Paso 1, eliges un proyecto. Uno solo por sesión. Si tienes que tocar cosas pequeñas en otros proyectos, lo haces directamente con un comando en la terminal del servidor, sin abrir el IDE.
Paso 2, traes el proyecto a tu carpeta local. Si vive en el servidor, le pides a Claude Code (en Termius) que te lo empaquete y lo deposite en la carpeta compartida (la que conecta tu ordenador con el servidor). Lo descomprimes.
Paso 3, abres la carpeta en Visual Studio Code. Ahora estás en el sitio único: archivos, agente, terminal y editor en la misma pantalla.
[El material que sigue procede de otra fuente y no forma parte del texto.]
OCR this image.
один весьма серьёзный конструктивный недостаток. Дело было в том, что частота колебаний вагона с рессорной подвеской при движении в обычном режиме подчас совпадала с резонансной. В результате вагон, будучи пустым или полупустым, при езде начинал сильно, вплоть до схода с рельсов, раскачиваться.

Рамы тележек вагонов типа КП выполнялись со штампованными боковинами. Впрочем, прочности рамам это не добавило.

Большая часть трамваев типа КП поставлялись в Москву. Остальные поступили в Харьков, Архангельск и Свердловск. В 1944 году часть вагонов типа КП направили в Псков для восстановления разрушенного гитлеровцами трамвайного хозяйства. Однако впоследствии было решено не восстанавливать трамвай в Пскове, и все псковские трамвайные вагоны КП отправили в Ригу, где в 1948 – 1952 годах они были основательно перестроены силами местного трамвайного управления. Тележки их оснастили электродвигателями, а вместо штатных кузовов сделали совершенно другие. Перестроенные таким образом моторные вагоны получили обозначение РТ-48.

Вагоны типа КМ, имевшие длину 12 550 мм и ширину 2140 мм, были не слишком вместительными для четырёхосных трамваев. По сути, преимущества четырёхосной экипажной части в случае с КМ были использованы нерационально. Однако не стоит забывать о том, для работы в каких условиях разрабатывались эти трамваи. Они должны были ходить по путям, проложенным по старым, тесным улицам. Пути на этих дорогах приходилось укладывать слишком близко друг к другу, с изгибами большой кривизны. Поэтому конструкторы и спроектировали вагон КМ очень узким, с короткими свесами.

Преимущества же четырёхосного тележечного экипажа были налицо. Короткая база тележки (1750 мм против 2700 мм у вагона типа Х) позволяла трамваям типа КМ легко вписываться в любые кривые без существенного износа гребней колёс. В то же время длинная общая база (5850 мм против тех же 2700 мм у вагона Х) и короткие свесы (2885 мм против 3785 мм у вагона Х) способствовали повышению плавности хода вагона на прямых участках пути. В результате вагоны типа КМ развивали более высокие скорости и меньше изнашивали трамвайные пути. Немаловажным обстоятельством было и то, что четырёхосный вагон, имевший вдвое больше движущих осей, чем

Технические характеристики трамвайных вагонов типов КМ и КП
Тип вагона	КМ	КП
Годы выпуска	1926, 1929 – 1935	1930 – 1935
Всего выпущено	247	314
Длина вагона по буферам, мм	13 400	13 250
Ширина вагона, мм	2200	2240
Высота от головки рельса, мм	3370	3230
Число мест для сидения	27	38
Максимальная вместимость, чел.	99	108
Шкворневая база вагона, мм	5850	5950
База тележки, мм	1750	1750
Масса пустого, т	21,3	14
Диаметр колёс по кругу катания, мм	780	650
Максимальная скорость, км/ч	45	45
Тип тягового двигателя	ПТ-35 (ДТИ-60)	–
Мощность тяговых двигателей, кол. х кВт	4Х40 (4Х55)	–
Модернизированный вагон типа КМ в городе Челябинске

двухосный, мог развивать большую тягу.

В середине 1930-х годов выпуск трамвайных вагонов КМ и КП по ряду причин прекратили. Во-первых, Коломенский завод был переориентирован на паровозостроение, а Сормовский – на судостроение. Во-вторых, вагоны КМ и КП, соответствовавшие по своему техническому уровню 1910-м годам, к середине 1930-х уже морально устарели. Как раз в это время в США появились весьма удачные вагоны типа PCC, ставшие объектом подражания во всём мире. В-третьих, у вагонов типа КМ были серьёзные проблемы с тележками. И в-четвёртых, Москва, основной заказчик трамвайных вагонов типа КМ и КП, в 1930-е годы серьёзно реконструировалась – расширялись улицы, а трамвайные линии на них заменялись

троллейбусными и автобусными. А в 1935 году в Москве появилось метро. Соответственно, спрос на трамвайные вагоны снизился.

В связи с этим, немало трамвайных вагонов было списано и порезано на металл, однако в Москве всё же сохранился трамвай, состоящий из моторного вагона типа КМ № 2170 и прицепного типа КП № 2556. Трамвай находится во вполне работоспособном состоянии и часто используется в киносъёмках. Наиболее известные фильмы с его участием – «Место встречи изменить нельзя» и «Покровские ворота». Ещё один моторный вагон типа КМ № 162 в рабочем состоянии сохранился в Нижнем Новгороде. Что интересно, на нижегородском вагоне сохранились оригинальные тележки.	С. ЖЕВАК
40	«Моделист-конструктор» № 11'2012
Paso 4, configuras el modelo adecuado para la sesión. Por defecto Sonnet 4.6 (más barato, suficiente para casi todo). Solo subes a Opus 4.7 si la tarea de verdad lo pide. Subes el nivel de razonamiento al máximo con /effort max si lo que toca requiere pensar bien. Actualizado a mayo 2026.
Paso 5, trabajas. Modificas, creas, rompes, arreglas. Todo dentro del IDE. Ves el cambio en tiempo real. Cuando hay un error, no lo copias a ningún lado: lo lees ahí mismo, le pides al agente que te lo explique en una frase y seguís adelante.
Paso 6, cuando has terminado, empaquetas el proyecto en zip y lo devuelves a la carpeta compartida.
Paso 7, le pides al agente del servidor que actualice el proyecto en producción con el zip que acabas de subir. El servidor se actualiza. Fin del ciclo.
Lo que desaparece de tu día con este flujo: copiar especificaciones entre ventanas, pegar errores entre modelos, traducir lenguaje técnico entre superficies, gastar cuota doble.